Seat posts might seem to do very little, but there 's a lot to consider when you purchase one.
Find seat post recommendations here.
Find seat post recommendations here.
A seat post is the pipe that connects your saddle to the frame.
There are quite a few things to look out for when choosing one.
The seat post should be light. Carbon fiber is unsurprisingly the lightest material for the job, but is prone to cracking if slightly over tightened. Torque wrenches can't always be trusted, so use some carbon friction paste and tighten the bolt gently.
Alloy seat posts are heavier, but cost less.
Most road frames require round seat posts with diameters of 31.6mm or 27.2mm although many other sizes are in use. The post length may be between 300-400cm. Choose the length you require so there isn't excess material inside the seat post.
Some frames require a custom seat post, and some even do not require a seat post at all, as the frame has an integrated seat post which needs to be cut specifically to the rider. Such frames might look quite racy, but won't fit in a normal bike box, which makes trips abroad more difficult.
This is the distance the clamp is placed behind the post and typically ranges from zero to 25mm. Taller riders will usually want set back, but shorter riders or time trialists will prefer to be placed more forward. The time trialists are rotated forward on the bike, so require this more forward position.

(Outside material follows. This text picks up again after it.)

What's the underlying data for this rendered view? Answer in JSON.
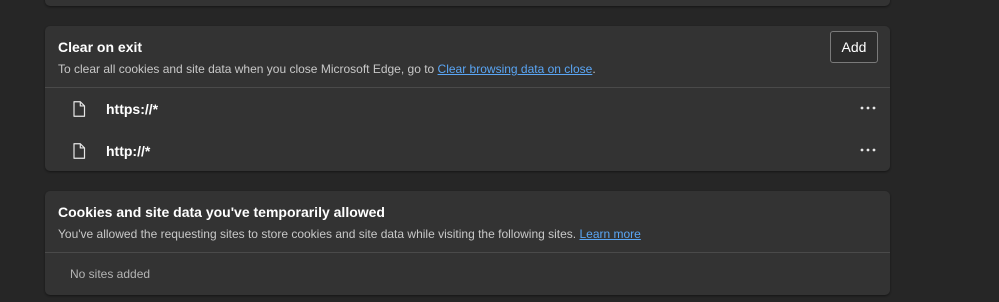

All posts allow for fore, aft and tilt adjustment.
The tilt adjustment needs to be very finely tuned so that the saddle is in the perfect position for comfort. Some seat posts have a serrated interface between the post and the clamp, which means that only set tilt adjustments can be made. This will cause difficulty with saddle positioning as the saddle points too far up or down. Such posts designs should be avoided.
Selle Italia has designed a new type of clamp called the Monolink. It allows for more fore-aft adjustment than before. Since fore-aft adjustment was never an issue with most riders, the solution may be redundant, but it certainly looks nice.
Carbon posts absorb road vibration better than alloy posts, which is a good enough reason to get one. Thinner posts absorb better than thick posts. Some manufacturers have placed rubber dampers in the post to aid comfort, but such items seem to be a gimmick.
Surprisingly there is quite a range of seat post strength. At the bottom of the list come the fake seatposts which you can get from Hong Kong sellers on ebay. At the top come alloy posts, with their weight penalty.
The weaker posts tend to crack when tightened or when the rider hits a bump. Around four times the rider's body weight can be transmitted through the post at this time.
Matching post, stem and bars
For a pleasing asthetic, the seatpost should match the stem and handlebars. This is also known as the finishing kit. Most component manufacturers make these parts and market them together.
Last of all we come to price. A good carbon post will set you back around $200 but it is worth it, as this part tends to last a long time.
3T beautiful looking carbon seatposts. The 3T Palladio LTD carbon post failed in the Tour test. A friend of mine bought a 3T Stylus LTD carbon seat post and it broke at the clamp, and he is very careful with using a torque wrench. Perhaps, then, too delicate?
The K-Force is in use by the Cannondale Team but this post cracked in the Tour magazine test, and a Titanium bolt failed. This post looks good but the reliability is questionable.
Another popular post as used in the peloton, since Pro is just an arm of Shimano. The Pro Vibe is an excellent post that is light, looks good and strong, but is fiddly to assemble.
Another pro team favorite. The WCS carbon posts are easy to adjust as there is a clamp for each rail and the saddle angle can be adjusted infinitely. The posts are strong, look good and light. You can even get them on sale at rock bottom prices.
I recommend the Ritchey Superlogic carbon 1-bolt seat post, at 148g but this is expensive. For similar beauty, at only 185g, look at the Ritchey WCS carbon 1-bolt post.
These work well with the WCS 260 stem and bars. These components are easy to adjust, reasonably priced, look great, light and durable. Hats off to the Ritchey engineering team.
If you don't fancy Ritchey, then look at PRO. The equipment is of high quality and design - light, strong but of course not cheap, but reasonably priced. The PRO finishing kits are in good use through the pro peloton, so are tried and tested.